A spat between American VoIP companies and the South Korean government has threatened to shut down a communications channel between U.S. soldiers and their families. The South Korean Ministry of Information and Communications, their rough equivalent to our FCC, is trying to block and shut down several VoIP services including AT&T CallVantage, Lingo, Skype and Vonage, according to a report published by the Stars and Stripes military newspaper. VoIP is often used by U.S. service members as an inexpensive way of communicating to their families back home.
The Ministry of Information and Communications contends the VoIP companies have been running a de-facto telephone service without applying for the correct permits and complying with the country's Telecommunications Business Act. However, the issue goes a bit deeper than that and as it appaers, it's all about money once again.
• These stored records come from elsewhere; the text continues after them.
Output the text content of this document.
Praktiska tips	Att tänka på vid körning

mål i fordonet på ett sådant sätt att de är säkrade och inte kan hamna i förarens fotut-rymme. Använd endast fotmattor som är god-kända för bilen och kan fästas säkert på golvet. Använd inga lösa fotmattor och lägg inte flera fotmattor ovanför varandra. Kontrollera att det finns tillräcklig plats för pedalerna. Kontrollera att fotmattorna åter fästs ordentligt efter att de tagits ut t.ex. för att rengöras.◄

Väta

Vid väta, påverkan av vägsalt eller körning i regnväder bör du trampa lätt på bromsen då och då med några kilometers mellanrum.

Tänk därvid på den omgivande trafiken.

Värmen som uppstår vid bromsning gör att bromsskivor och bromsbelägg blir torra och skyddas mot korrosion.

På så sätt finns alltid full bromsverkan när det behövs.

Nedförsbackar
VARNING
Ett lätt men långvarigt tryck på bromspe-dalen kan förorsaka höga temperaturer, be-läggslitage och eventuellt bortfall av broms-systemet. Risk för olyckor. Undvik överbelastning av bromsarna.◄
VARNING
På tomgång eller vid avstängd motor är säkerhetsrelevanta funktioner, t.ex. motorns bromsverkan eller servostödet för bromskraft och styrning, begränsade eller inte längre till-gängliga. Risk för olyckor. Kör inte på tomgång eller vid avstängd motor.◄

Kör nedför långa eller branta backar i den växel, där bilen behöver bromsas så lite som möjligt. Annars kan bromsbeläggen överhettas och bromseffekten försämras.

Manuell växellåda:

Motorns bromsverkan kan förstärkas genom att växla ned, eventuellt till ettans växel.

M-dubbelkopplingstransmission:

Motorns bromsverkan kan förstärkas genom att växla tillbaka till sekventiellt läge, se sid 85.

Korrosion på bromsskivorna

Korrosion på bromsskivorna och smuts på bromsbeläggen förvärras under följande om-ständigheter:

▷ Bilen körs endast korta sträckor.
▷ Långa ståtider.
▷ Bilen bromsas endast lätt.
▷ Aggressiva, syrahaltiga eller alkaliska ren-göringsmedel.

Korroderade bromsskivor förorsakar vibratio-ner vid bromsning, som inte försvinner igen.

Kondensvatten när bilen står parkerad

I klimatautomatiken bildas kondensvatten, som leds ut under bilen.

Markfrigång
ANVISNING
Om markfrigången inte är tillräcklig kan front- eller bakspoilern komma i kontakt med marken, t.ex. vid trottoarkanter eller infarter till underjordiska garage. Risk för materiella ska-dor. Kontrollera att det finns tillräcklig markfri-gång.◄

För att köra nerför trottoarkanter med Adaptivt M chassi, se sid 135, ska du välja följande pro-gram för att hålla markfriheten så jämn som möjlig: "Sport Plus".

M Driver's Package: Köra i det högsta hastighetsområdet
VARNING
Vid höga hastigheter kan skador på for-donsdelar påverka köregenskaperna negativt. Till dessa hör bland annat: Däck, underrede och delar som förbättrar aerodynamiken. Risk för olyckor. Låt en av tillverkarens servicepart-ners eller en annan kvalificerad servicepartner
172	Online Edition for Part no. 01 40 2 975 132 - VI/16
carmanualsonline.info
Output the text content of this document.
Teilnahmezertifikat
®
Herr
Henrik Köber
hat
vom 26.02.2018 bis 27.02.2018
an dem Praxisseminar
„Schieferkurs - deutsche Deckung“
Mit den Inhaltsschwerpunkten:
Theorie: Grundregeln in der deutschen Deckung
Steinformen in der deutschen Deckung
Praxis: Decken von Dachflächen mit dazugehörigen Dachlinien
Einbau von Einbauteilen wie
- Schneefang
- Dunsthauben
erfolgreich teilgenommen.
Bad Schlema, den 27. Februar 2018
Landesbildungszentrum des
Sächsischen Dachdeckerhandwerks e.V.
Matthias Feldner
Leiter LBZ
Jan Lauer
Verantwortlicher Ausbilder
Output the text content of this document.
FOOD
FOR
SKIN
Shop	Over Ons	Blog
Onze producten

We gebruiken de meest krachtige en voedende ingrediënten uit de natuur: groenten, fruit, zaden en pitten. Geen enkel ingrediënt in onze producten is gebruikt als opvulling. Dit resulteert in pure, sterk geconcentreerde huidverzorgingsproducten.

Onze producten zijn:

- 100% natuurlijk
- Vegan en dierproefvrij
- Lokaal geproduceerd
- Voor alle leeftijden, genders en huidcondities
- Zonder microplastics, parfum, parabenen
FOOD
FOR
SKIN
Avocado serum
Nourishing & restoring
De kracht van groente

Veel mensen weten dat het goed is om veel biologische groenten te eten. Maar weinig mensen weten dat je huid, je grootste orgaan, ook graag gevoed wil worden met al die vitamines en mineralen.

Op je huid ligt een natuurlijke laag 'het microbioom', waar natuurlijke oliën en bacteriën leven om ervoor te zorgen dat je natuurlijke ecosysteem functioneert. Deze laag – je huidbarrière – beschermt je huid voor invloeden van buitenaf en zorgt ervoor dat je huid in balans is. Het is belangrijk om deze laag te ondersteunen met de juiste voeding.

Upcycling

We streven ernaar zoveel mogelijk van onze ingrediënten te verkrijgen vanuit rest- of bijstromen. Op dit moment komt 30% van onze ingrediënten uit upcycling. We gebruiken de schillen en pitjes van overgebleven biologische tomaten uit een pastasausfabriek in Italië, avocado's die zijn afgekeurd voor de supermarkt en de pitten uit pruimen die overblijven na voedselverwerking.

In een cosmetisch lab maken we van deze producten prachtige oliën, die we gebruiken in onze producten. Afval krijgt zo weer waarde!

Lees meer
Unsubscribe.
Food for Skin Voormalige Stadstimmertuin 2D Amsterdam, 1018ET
The South Korean government, with the backing of major South Korean ISPs like Dacom, Korean Telecom and Hanaro has pushed for the ban because of the flat-rate calling plans offered by their American competitors. Korean companies still charge per minute for VoIP calls, while American VoIP companies have flat-rate plans for as little as $14.99 a month (Vonage Basic 500). The flat-rate plans have been popular for service members who aren't exactly living in luxury while on their military tours.
Last week, VoIP customers inside bases reportedly started receiving notices that they would no longer be able to use their VoIP service. The South Korean government had threatened to cut-off unapproved VoIP service last Saturady, but held off after the U.S. Forces Korea command requested a postponement.
If South Korea eventually succeeds in banning American VoIP companies, service members will be forced to used approved South Korean ISPs, which charge 13 cents per minute for VoIP calls.